Figure 19 shows the boosting machine learning classification model performance. The reliability of several models is shown here. The highest levels of accuracy are achieved by CatBoost (87.93%), LGBM (86.21%), HGBC (84.48%), and XGB (84.48%).

SVM (67.24%), KNN (60.34%), GNB (79.31%), and MNB (72.41%) are the most accurate linear models for logistic regression (82.76 percent). After them, come the 86.21 percent, 81.33 percent, 70.33 percent, and 76.31 percent of the DT and ET, respectively, 84% to be exact. The highest accuracy is achieved by CatBoost (86.21%), followed by HGBC (86.21%) and LGBM (86.21%) (87-93 percent). CatBoost, random forests, and gradient boosting can all be used to forecast cardiac arrests.
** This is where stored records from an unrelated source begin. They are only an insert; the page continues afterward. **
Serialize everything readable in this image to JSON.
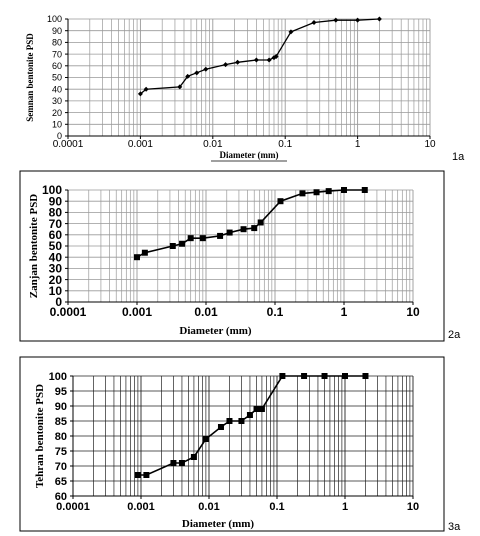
{
  "panel_labels": [
    "1a",
    "2a",
    "3a"
  ],
  "chart_data": [
    {
      "type": "line",
      "x_scale": "log",
      "xlim": [
        0.0001,
        10
      ],
      "ylim": [
        0,
        100
      ],
      "xticks": [
        "0.0001",
        "0.001",
        "0.01",
        "0.1",
        "1",
        "10"
      ],
      "yticks": [
        "0",
        "10",
        "20",
        "30",
        "40",
        "50",
        "60",
        "70",
        "80",
        "90",
        "100"
      ],
      "xlabel": "Diameter  (mm)",
      "ylabel": "Semnan bentonite PSD",
      "grid": true,
      "marker": "diamond",
      "series": [
        {
          "x": [
            0.001,
            0.0012,
            0.0035,
            0.0045,
            0.006,
            0.008,
            0.015,
            0.022,
            0.04,
            0.06,
            0.07,
            0.075,
            0.12,
            0.25,
            0.5,
            1,
            2
          ],
          "y": [
            36,
            40,
            42,
            51,
            54,
            57,
            61,
            63,
            65,
            65,
            67,
            68,
            89,
            97,
            99,
            99,
            100
          ]
        }
      ]
    },
    {
      "type": "line",
      "x_scale": "log",
      "xlim": [
        0.0001,
        10
      ],
      "ylim": [
        0,
        100
      ],
      "xticks": [
        "0.0001",
        "0.001",
        "0.01",
        "0.1",
        "1",
        "10"
      ],
      "yticks": [
        "0",
        "10",
        "20",
        "30",
        "40",
        "50",
        "60",
        "70",
        "80",
        "90",
        "100"
      ],
      "xlabel": "Diameter  (mm)",
      "ylabel": "Zanjan bentonite PSD",
      "grid": true,
      "marker": "square",
      "series": [
        {
          "x": [
            0.001,
            0.0013,
            0.0033,
            0.0045,
            0.006,
            0.009,
            0.016,
            0.022,
            0.035,
            0.05,
            0.062,
            0.12,
            0.25,
            0.4,
            0.6,
            1,
            2
          ],
          "y": [
            40,
            44,
            50,
            52,
            57,
            57,
            59,
            62,
            65,
            66,
            71,
            90,
            97,
            98,
            99,
            100,
            100
          ]
        }
      ]
    },
    {
      "type": "line",
      "x_scale": "log",
      "xlim": [
        0.0001,
        10
      ],
      "ylim": [
        60,
        100
      ],
      "xticks": [
        "0.0001",
        "0.001",
        "0.01",
        "0.1",
        "1",
        "10"
      ],
      "yticks": [
        "60",
        "65",
        "70",
        "75",
        "80",
        "85",
        "90",
        "95",
        "100"
      ],
      "xlabel": "Diameter  (mm)",
      "ylabel": "Tehran bentonite PSD",
      "grid": true,
      "marker": "square",
      "series": [
        {
          "x": [
            0.0009,
            0.0012,
            0.003,
            0.004,
            0.006,
            0.009,
            0.015,
            0.02,
            0.03,
            0.04,
            0.05,
            0.06,
            0.12,
            0.25,
            0.5,
            1,
            2
          ],
          "y": [
            67,
            67,
            71,
            71,
            73,
            79,
            83,
            85,
            85,
            87,
            89,
            89,
            100,
            100,
            100,
            100,
            100
          ]
        }
      ]
    }
  ]
}
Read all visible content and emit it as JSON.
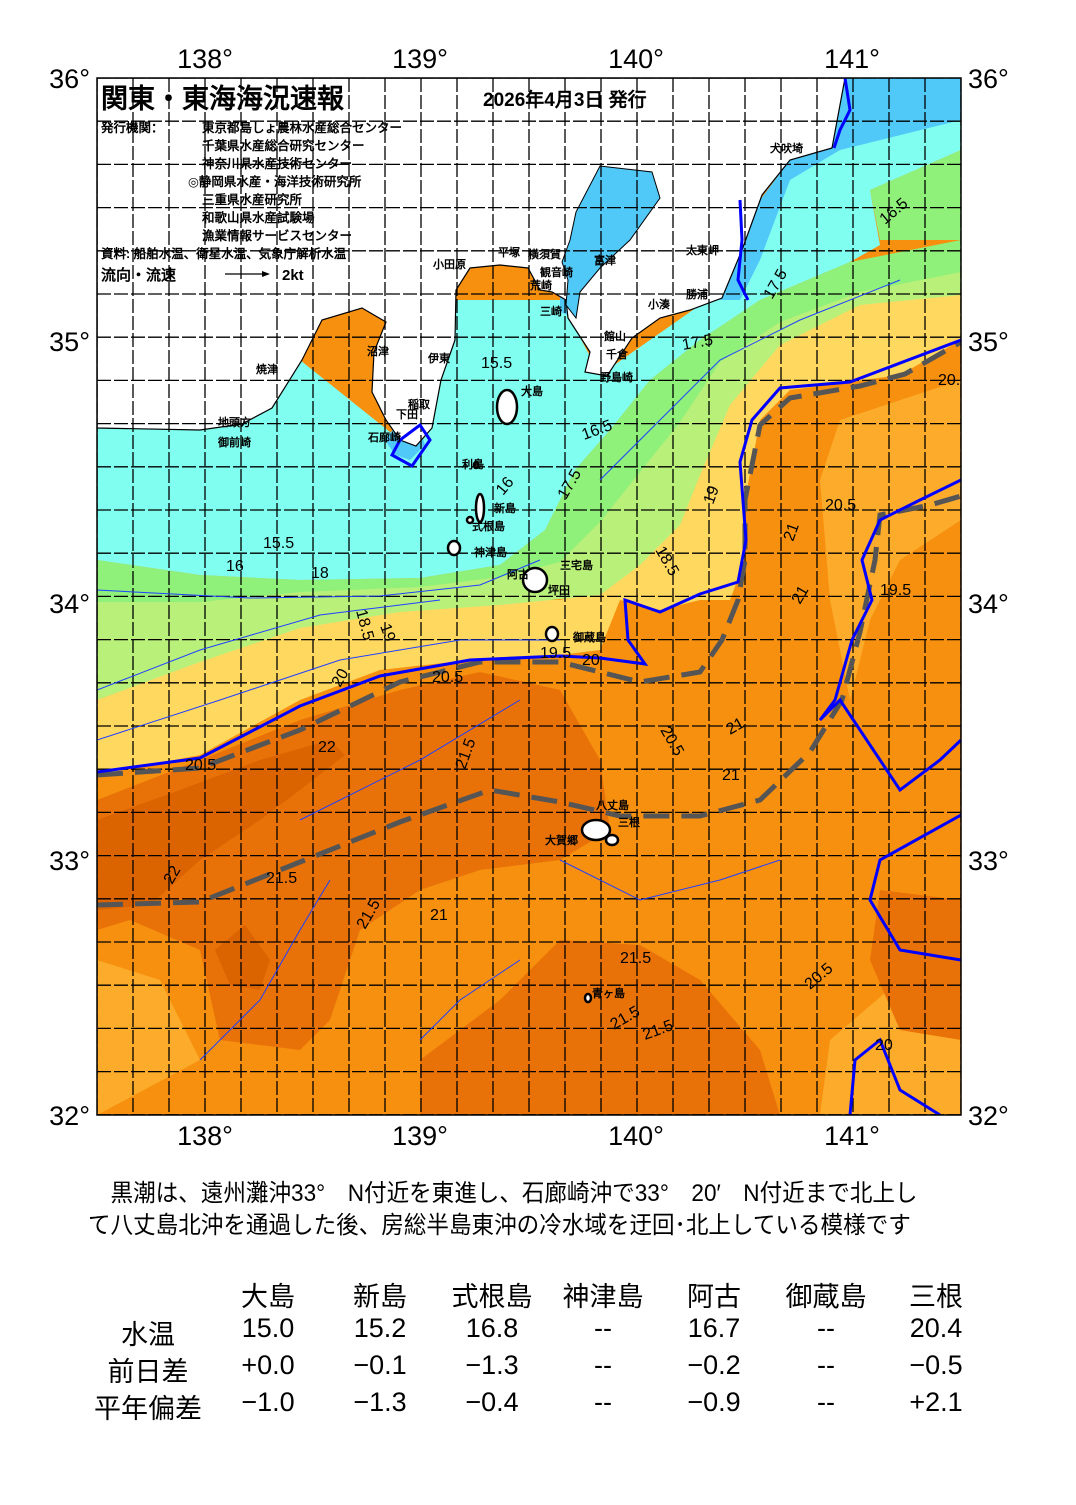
{
  "header": {
    "title": "関東・東海海況速報",
    "date": "2026年4月3日 発行",
    "issuer_label": "発行機関：",
    "issuers": [
      "東京都島しょ農林水産総合センター",
      "千葉県水産総合研究センター",
      "神奈川県水産技術センター",
      "◎静岡県水産・海洋技術研究所",
      "三重県水産研究所",
      "和歌山県水産試験場",
      "漁業情報サービスセンター"
    ],
    "sources": "資料: 船舶水温、衛星水温、気象庁解析水温",
    "flow_label": "流向・流速",
    "flow_scale": "2kt"
  },
  "axes": {
    "lon_labels": [
      "138°",
      "139°",
      "140°",
      "141°"
    ],
    "lat_labels": [
      "36°",
      "35°",
      "34°",
      "33°",
      "32°"
    ]
  },
  "places": [
    "犬吠埼",
    "太東岬",
    "勝浦",
    "小湊",
    "館山",
    "千倉",
    "野島崎",
    "富津",
    "横須賀",
    "観音崎",
    "荒崎",
    "三崎",
    "平塚",
    "小田原",
    "伊東",
    "沼津",
    "焼津",
    "地頭方",
    "御前崎",
    "稲取",
    "下田",
    "石廊崎",
    "大島",
    "利島",
    "新島",
    "式根島",
    "神津島",
    "三宅島",
    "阿古",
    "坪田",
    "御蔵島",
    "八丈島",
    "三根",
    "大賀郷",
    "青ヶ島"
  ],
  "isotherm_labels": [
    "15.5",
    "15.5",
    "16",
    "16",
    "16.5",
    "16.5",
    "17.5",
    "17.5",
    "17.5",
    "18",
    "18.5",
    "18.5",
    "19",
    "19",
    "19.5",
    "19.5",
    "20",
    "20",
    "20.5",
    "20.5",
    "20.5",
    "20.5",
    "20.5",
    "21",
    "21",
    "21",
    "21",
    "21",
    "21.5",
    "21.5",
    "21.5",
    "21.5",
    "21.5",
    "21.5",
    "22",
    "22",
    "20.5",
    "20"
  ],
  "colors": {
    "kuroshio_axis": "#555555",
    "isotherm_major": "#0000ff",
    "land": "#ffffff",
    "temp_15": "#80fff0",
    "temp_14": "#50c8f8",
    "temp_16": "#8ff07a",
    "temp_17": "#b8f07a",
    "temp_18": "#ffe070",
    "temp_19": "#fcb030",
    "temp_20": "#f7900f",
    "temp_21": "#e87208",
    "temp_22": "#dc6400"
  },
  "summary": "　黒潮は、遠州灘沖33°　N付近を東進し、石廊崎沖で33°　20′　N付近まで北上して八丈島北沖を通過した後、房総半島東沖の冷水域を迂回･北上している模様です",
  "table": {
    "headers": [
      "大島",
      "新島",
      "式根島",
      "神津島",
      "阿古",
      "御蔵島",
      "三根"
    ],
    "rows": [
      {
        "label": "水温",
        "values": [
          "15.0",
          "15.2",
          "16.8",
          "--",
          "16.7",
          "--",
          "20.4"
        ]
      },
      {
        "label": "前日差",
        "values": [
          "+0.0",
          "−0.1",
          "−1.3",
          "--",
          "−0.2",
          "--",
          "−0.5"
        ]
      },
      {
        "label": "平年偏差",
        "values": [
          "−1.0",
          "−1.3",
          "−0.4",
          "--",
          "−0.9",
          "--",
          "+2.1"
        ]
      }
    ]
  }
}
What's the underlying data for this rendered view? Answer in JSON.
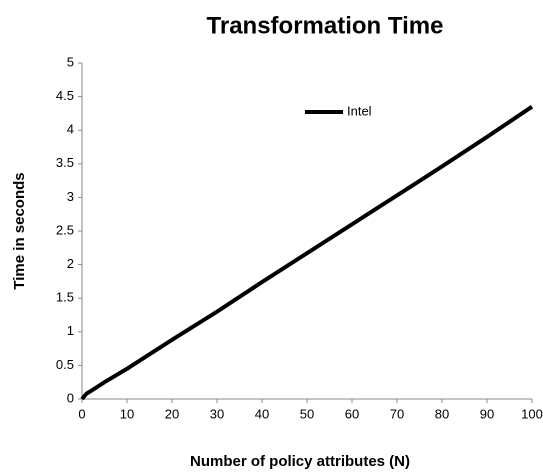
{
  "chart_data": {
    "type": "line",
    "title": "Transformation Time",
    "x_label": "Number of policy attributes (N)",
    "y_label": "Time in seconds",
    "x": [
      0,
      1,
      2,
      5,
      10,
      20,
      30,
      40,
      50,
      60,
      70,
      80,
      90,
      100
    ],
    "series": [
      {
        "name": "Intel",
        "color": "#000000",
        "values": [
          0,
          0.08,
          0.12,
          0.25,
          0.45,
          0.88,
          1.3,
          1.74,
          2.17,
          2.6,
          3.03,
          3.46,
          3.9,
          4.35
        ]
      }
    ],
    "xlim": [
      0,
      100
    ],
    "xticks": [
      0,
      10,
      20,
      30,
      40,
      50,
      60,
      70,
      80,
      90,
      100
    ],
    "ylim": [
      0,
      5
    ],
    "yticks": [
      0,
      0.5,
      1,
      1.5,
      2,
      2.5,
      3,
      3.5,
      4,
      4.5,
      5
    ],
    "grid": false,
    "legend": "top"
  }
}
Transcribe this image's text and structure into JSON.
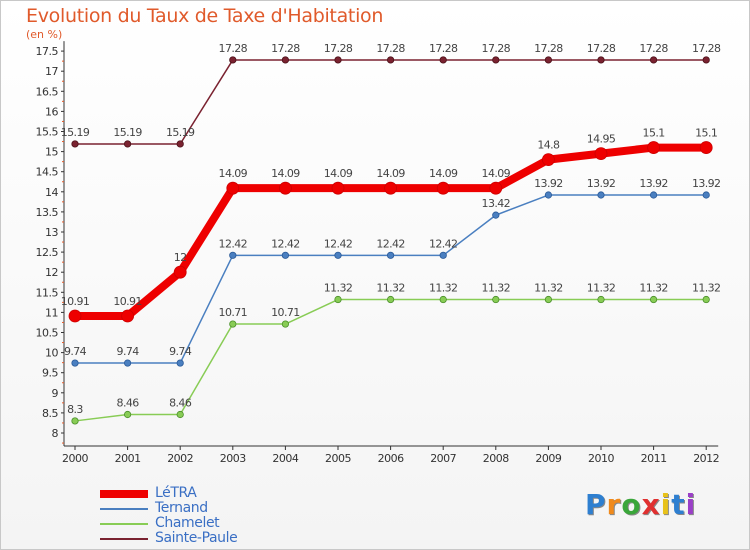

This study’s proposed machine learning method could be used to improve the prognosis of heart failure (HF) and other diseases by analysing real-time patient data. Based on logistic regression’s 82.76 percent accuracy, SVM’s 67.24 percent, KNN’s 60.34 percent, GNB’s 70.31 percent, and MNB’s 72.41 percent accuracy, RF and GBC (87.93 percent), ABC (86.11 percent), BBT (81.03 percent), ET (79 percent), and DT (84.58 percent) are the most accurate models in an ensemble learning model. Compared to LGBM (86.21% accurate) and LGBM (HGBC and XGB) (86.21% accurate), CatBoost achieves higher accuracy (84.48 percent). CatBoost, random forests, and gradient boosting, in combination with other predictive algorithms, are optimal for predicting the occurrence of heart attacks.

5. Conclusions

Heart failure (HF) is a common condition that can be fatal in the modern era. Every year, somewhere around 26 million people are infected globally. In cardiology and surgery, it is challenging to predict when a patient may develop heart failure. Classification and prediction models are useful to the medical business because they demonstrate potential applications for medical data. The accuracy of HF projections will be improved with the use of data on cardiovascular disease, by predicting heart failure occurrences in a medical database using machine learning techniques. According on the current results and comparison analyses, it is now possible to more accurately predict heart disease. In this study, we present a machine learning approach that can be used to improve disease prediction, not just for HF but for any condition. Each of the four most accurate linear models—SVM, KNN, GNB, and MNB—has an accuracy rating of 67.24 percent or higher. The accuracy of ensemble learning models such as GBC and ABC (87.93%) and RF and GBC is drastically different from one another (87.3 percent). With an accuracy of 87.93%, CatBoost outperforms LGBM (86.21%), HGBC (84.48%), and XGB (83.78%), 84% to be exact. Methods like CatBoost, random forests, and gradient boosting can accurately foresee almost eight out of ten cardiac arrests. In future studies, this research can be upgraded to predict the survival of patients by using HF dataset.

Data Availability

All the data is available in the manuscript.

Conflicts of Interest

The authors declare that they have no conflicts of interest.